En vrac, citons L’Occitane, les laboratoires Pierre Fabre et BeauTerra, par exemple, qui ont lancé des offres… rechargeables. « Les initiatives se multiplient maintenant », se félicite la phramacienne, qui aimerait proposer prochainement, de son côté, de nouveaux produits en vrac. Que ce soit des huiles essentielles, ou de la micronutrition avec de la cosmétique, en particulier. Autant d’engagements, ici ou là, qui visent à réduire l’impact la consommation de déchets, issus des pharmacies. Or, peut-on aller plus loin ?

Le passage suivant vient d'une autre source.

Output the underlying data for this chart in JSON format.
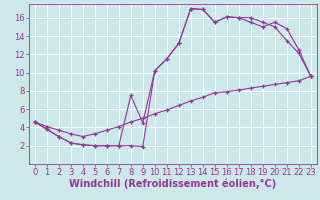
{
  "xlabel": "Windchill (Refroidissement éolien,°C)",
  "bg_color": "#cce8e8",
  "grid_color": "#ffffff",
  "line_color": "#993399",
  "xlim": [
    -0.5,
    23.5
  ],
  "ylim": [
    0,
    17.5
  ],
  "xticks": [
    0,
    1,
    2,
    3,
    4,
    5,
    6,
    7,
    8,
    9,
    10,
    11,
    12,
    13,
    14,
    15,
    16,
    17,
    18,
    19,
    20,
    21,
    22,
    23
  ],
  "yticks": [
    2,
    4,
    6,
    8,
    10,
    12,
    14,
    16
  ],
  "line1_x": [
    0,
    1,
    2,
    3,
    4,
    5,
    6,
    7,
    8,
    9,
    10,
    11,
    12,
    13,
    14,
    15,
    16,
    17,
    18,
    19,
    20,
    21,
    22,
    23
  ],
  "line1_y": [
    4.6,
    3.8,
    3.0,
    2.3,
    2.1,
    2.0,
    2.0,
    2.0,
    2.0,
    1.9,
    10.2,
    11.5,
    13.2,
    17.0,
    16.9,
    15.5,
    16.1,
    16.0,
    16.0,
    15.5,
    15.0,
    13.5,
    12.1,
    9.6
  ],
  "line2_x": [
    0,
    1,
    2,
    3,
    4,
    5,
    6,
    7,
    8,
    9,
    10,
    11,
    12,
    13,
    14,
    15,
    16,
    17,
    18,
    19,
    20,
    21,
    22,
    23
  ],
  "line2_y": [
    4.6,
    3.8,
    3.0,
    2.3,
    2.1,
    2.0,
    2.0,
    2.0,
    7.5,
    4.5,
    10.2,
    11.5,
    13.2,
    17.0,
    16.9,
    15.5,
    16.1,
    16.0,
    15.5,
    15.0,
    15.5,
    14.8,
    12.5,
    9.6
  ],
  "line3_x": [
    0,
    1,
    2,
    3,
    4,
    5,
    6,
    7,
    8,
    9,
    10,
    11,
    12,
    13,
    14,
    15,
    16,
    17,
    18,
    19,
    20,
    21,
    22,
    23
  ],
  "line3_y": [
    4.6,
    4.1,
    3.7,
    3.3,
    3.0,
    3.3,
    3.7,
    4.1,
    4.6,
    5.0,
    5.5,
    5.9,
    6.4,
    6.9,
    7.3,
    7.8,
    7.9,
    8.1,
    8.3,
    8.5,
    8.7,
    8.9,
    9.1,
    9.6
  ],
  "font_size_xlabel": 7,
  "font_size_ticks": 6
}
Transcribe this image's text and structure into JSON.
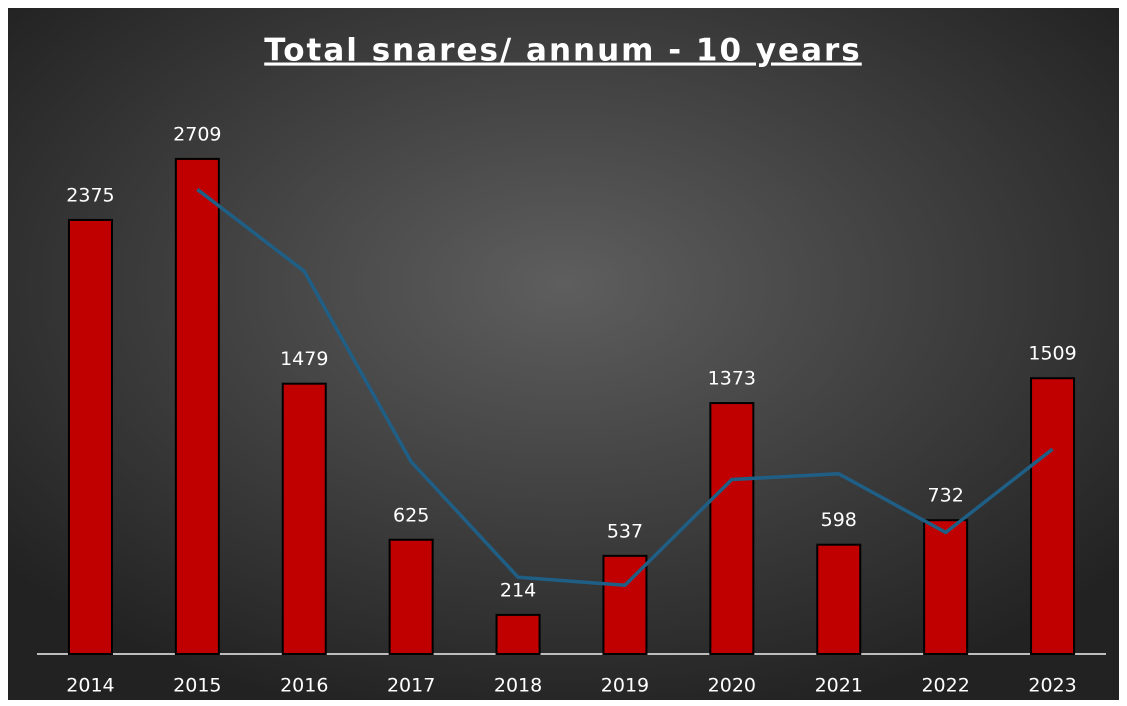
{
  "chart_data": {
    "type": "bar",
    "title": "Total snares/ annum - 10 years",
    "categories": [
      "2014",
      "2015",
      "2016",
      "2017",
      "2018",
      "2019",
      "2020",
      "2021",
      "2022",
      "2023"
    ],
    "series": [
      {
        "type": "bar",
        "color": "#c00000",
        "values": [
          2375,
          2709,
          1479,
          625,
          214,
          537,
          1373,
          598,
          732,
          1509
        ]
      },
      {
        "type": "line",
        "color": "#1f5f86",
        "values": [
          null,
          2542,
          2094,
          1052,
          420,
          376,
          955,
          986,
          665,
          1121
        ]
      }
    ],
    "ylim": [
      0,
      2900
    ]
  }
}
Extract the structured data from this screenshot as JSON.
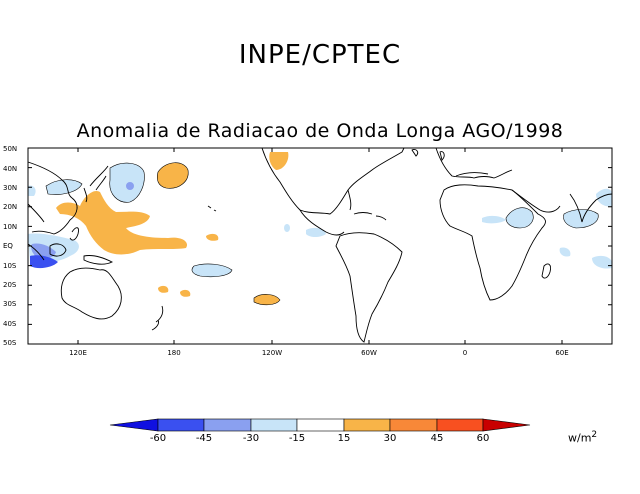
{
  "header": {
    "agency": "INPE/CPTEC",
    "title": "Anomalia de Radiacao de Onda Longa AGO/1998"
  },
  "map": {
    "lat_labels": [
      "50N",
      "40N",
      "30N",
      "20N",
      "10N",
      "EQ",
      "10S",
      "20S",
      "30S",
      "40S",
      "50S"
    ],
    "lon_labels": [
      "120E",
      "180",
      "120W",
      "60W",
      "0",
      "60E"
    ],
    "colors": {
      "neg60": "#1010e0",
      "neg45": "#3a50f0",
      "neg30": "#8aa0f0",
      "neg15": "#c8e4f8",
      "pos15": "#f8b448",
      "pos30": "#f88838",
      "pos45": "#f85020",
      "pos60": "#c80000"
    }
  },
  "colorbar": {
    "labels": [
      "-60",
      "-45",
      "-30",
      "-15",
      "15",
      "30",
      "45",
      "60"
    ],
    "unit": "w/m",
    "unit_exp": "2"
  }
}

La question se pose pour les médicaments. Certains pourraient-ils être… vendus en vrac ? « On pourrait y venir. On pourrait très bien avoir, dans les pharmacies, des boîtes de 500 comprimés, par exemple. » Cela permettrait notamment de délivrer uniquement aux patients ce dont ils ou elles ont besoin. Éviter le gaspillage de comprimés, coûte que coûte, voilà l’autre enjeu. Néanmoins difficile à mettre en place : « C’est compliqué, cela demande beaucoup de temps aux équipes officinales, cela exige un contrôle accru. Il y a sans doute encore un manque de sécurité pour le moment… » Bref, pour Anne-Cécile, « ce n’est pas encore au point. Mais tant mieux si on arrive à aller vers plus de vrac » en pharmacie… ♦

 

Bonus
  • Les Français et le vrac. Un peu plus de 20% d’entre eux ont poursuivi au plus fort de la pandémie, en 2020, selon une étude de Nielsen pour le réseau Vrac. En mai 2021, un autre sondage – celui de l’agence d’études Iligo – a montré de son côté qu’un Français sur deux sautait désormais le pas. L’agence a interrogé un échantillon de 1 000 personnes.